Ban Imposed on MPA/MNA's on taking Photographs
ISLAMABAD: A ban is imposed on members of the provincial and national assemblies on bringing with them devices that can be used to take photographs during the upcoming Senate elections by the Election Commission (ECP) of Pakistan on Tuesday on, Radio Pakistan said.
The ECP also stated that elections for the Upper House would be held through secret balloting and Returning Officers (ROs) have been instructed to ensure secrecy of ballots.
Polling for Senate elections would take place in the national and provincial assemblies on March 5.
The commission also notified the candidates that they could withdraw from elections by Wednesday noon.
According to the final list of candidates released by the ECP last week, 84 candidates would be contesting for 33 general seats, 21 for nine seats reserved for women, 18 for eight seats reserved for ulema and technocrats and eight for two seats reserved for non-Muslims.

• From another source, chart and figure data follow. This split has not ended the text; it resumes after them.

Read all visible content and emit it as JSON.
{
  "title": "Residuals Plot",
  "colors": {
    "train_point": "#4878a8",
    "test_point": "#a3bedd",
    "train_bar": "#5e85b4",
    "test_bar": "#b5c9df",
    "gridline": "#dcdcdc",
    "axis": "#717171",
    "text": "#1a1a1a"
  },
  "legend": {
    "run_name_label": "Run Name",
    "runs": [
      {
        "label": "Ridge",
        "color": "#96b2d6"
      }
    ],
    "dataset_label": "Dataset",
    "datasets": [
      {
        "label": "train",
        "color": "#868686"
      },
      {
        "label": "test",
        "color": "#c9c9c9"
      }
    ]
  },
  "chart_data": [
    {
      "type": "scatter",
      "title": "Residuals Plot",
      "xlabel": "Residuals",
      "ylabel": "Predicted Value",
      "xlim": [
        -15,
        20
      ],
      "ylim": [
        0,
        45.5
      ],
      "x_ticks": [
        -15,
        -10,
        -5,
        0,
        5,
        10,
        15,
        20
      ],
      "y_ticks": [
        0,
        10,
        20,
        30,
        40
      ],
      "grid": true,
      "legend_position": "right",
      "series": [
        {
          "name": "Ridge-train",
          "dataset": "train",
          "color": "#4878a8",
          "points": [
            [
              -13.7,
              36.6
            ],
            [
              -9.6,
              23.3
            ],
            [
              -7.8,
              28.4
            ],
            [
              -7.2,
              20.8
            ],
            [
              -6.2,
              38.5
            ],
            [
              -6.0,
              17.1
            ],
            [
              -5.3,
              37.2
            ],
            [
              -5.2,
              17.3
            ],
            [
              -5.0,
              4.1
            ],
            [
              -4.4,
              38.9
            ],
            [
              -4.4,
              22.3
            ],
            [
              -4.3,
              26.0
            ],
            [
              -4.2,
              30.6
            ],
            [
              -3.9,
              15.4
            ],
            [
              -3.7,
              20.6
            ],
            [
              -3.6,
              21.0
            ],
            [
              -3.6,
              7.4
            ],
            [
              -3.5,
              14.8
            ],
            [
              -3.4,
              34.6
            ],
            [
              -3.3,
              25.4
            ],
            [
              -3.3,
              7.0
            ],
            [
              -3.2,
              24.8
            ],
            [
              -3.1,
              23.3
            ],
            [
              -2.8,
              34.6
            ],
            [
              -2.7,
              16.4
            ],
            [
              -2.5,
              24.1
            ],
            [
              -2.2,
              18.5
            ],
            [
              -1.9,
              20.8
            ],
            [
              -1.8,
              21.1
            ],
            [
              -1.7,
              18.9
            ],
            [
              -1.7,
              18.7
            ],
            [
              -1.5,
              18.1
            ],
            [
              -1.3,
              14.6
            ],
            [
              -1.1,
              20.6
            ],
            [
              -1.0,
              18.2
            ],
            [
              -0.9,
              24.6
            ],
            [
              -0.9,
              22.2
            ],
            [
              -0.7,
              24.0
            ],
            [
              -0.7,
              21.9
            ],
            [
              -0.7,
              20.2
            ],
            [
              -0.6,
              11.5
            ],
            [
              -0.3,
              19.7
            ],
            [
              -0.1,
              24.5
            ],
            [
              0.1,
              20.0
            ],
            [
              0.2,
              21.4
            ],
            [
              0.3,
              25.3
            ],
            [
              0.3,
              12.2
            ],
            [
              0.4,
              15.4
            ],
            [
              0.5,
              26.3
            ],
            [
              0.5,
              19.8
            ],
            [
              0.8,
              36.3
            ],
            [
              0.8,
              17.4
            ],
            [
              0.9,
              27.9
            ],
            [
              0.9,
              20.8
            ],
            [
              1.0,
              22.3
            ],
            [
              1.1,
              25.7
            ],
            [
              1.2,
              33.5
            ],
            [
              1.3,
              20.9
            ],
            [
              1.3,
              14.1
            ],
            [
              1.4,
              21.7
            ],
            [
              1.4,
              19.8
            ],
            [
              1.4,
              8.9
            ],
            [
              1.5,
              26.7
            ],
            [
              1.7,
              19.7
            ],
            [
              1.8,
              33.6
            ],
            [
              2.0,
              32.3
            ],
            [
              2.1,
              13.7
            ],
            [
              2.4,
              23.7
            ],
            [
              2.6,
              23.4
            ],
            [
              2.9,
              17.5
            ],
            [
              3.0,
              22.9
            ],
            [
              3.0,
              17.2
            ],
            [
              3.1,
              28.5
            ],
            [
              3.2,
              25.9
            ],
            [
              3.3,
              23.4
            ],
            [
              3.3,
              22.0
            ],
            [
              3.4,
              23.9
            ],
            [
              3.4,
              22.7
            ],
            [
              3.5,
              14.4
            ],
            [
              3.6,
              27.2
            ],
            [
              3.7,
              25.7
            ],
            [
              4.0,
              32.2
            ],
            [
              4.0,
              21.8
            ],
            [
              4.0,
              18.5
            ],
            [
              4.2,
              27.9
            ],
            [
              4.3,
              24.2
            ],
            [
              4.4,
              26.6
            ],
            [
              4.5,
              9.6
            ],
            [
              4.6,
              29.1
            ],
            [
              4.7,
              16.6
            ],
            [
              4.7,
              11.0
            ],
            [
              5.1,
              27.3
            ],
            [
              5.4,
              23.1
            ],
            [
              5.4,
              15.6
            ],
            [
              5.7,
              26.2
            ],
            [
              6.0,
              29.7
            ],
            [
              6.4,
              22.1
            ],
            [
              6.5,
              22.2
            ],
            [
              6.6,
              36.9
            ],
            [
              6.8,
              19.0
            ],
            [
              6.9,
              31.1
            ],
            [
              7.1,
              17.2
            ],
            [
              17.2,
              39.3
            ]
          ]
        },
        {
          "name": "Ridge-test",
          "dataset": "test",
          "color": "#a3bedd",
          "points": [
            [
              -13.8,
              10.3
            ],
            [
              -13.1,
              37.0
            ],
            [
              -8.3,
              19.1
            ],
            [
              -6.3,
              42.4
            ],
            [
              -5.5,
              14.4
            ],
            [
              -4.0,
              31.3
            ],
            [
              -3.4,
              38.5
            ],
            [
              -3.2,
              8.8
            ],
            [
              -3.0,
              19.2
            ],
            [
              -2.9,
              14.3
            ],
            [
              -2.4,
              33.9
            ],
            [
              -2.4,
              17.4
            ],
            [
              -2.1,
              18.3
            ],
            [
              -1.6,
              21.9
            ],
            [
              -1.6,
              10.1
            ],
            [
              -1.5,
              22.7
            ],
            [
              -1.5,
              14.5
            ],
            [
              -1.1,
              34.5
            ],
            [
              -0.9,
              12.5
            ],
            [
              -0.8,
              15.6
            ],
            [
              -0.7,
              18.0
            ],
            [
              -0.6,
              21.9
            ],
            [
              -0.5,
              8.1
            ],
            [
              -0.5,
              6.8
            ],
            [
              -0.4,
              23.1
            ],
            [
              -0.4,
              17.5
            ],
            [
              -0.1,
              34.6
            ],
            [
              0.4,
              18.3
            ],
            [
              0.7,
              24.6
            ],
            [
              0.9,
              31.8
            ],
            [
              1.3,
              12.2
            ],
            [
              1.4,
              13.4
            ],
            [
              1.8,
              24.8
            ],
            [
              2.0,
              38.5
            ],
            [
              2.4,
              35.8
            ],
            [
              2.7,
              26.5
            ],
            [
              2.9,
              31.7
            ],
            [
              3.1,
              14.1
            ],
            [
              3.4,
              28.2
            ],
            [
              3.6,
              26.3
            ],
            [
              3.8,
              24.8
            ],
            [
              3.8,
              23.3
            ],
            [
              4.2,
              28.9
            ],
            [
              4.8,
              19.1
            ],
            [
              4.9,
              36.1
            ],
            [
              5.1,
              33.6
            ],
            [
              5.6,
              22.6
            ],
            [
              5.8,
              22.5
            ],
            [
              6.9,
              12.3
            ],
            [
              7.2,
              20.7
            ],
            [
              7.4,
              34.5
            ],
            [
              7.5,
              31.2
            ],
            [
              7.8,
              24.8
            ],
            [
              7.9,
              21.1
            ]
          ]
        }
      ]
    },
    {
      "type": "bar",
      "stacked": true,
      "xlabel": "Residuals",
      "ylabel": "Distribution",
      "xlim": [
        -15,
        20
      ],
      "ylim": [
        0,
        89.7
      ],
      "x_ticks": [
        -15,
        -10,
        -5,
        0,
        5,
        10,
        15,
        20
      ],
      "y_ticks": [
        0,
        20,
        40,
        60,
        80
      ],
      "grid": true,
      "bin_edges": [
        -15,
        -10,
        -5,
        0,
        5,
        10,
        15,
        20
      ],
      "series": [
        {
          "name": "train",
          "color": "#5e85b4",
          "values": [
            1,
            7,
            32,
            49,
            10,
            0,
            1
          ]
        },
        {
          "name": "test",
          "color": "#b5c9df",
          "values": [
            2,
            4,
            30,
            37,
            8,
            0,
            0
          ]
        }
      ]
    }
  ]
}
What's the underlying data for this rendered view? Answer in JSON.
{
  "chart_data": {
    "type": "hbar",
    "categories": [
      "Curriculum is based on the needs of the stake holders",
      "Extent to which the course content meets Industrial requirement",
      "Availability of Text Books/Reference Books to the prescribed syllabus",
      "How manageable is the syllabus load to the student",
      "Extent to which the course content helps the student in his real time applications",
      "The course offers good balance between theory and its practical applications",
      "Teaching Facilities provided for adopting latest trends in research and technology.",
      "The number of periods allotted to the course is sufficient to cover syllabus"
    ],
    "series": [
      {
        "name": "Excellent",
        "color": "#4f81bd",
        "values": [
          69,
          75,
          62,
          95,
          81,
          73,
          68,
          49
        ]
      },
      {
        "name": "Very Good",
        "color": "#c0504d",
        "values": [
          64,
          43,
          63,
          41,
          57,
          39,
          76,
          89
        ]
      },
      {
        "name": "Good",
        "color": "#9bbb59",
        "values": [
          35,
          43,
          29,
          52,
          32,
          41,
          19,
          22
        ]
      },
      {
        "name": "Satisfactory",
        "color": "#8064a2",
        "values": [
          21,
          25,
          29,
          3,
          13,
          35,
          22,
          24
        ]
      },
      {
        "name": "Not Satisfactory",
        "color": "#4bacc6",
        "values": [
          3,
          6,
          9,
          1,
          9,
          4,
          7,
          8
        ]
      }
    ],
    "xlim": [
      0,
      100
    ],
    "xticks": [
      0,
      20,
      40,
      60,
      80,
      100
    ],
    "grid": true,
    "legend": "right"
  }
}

Despite his party being in opposition, PPP Co-Chairman Asif Ali Zardari has once again emerged as a central player in the politicking taking place around the upcoming Senate elections.
Over the past couple of days, the heads of nearly all key political parties, including Pakistan Tehreek-i-Insaf (PTI) chief Imran Khan, have conferred with the former president, who had arrived in Islamabad last week, ahead of a government-convened multi-party conference on the proposed 22nd amendment.
An official statement issued by PTI Information Secretary Dr Shireen Mazari regarding Mr Khan’s conversation with the PPP co-chairperson created confusion in political circles.
Mazari claimed that Mr Khan had actually asked Mr Zardari to support the proposed amendment allowing open balloting in the Senate polls. She said Mr Khan had told the PPP leader that such an amendment would strengthen democracy and democratic norms in the country.
On the other hand, Mr Zardari’s spokesperson Senator Farhatullah Babar claimed that Mr Zardari was returning the PTI chief’s call, which he had been unable to receive. “It really doesn’t matter who made the call. This shows that all parties are equally concerned over the practice of the use of money in the Senate elections and want to discourage such practices,” he said, adding however, that the PPP was not ready to support the idea of open ballots for the Senate.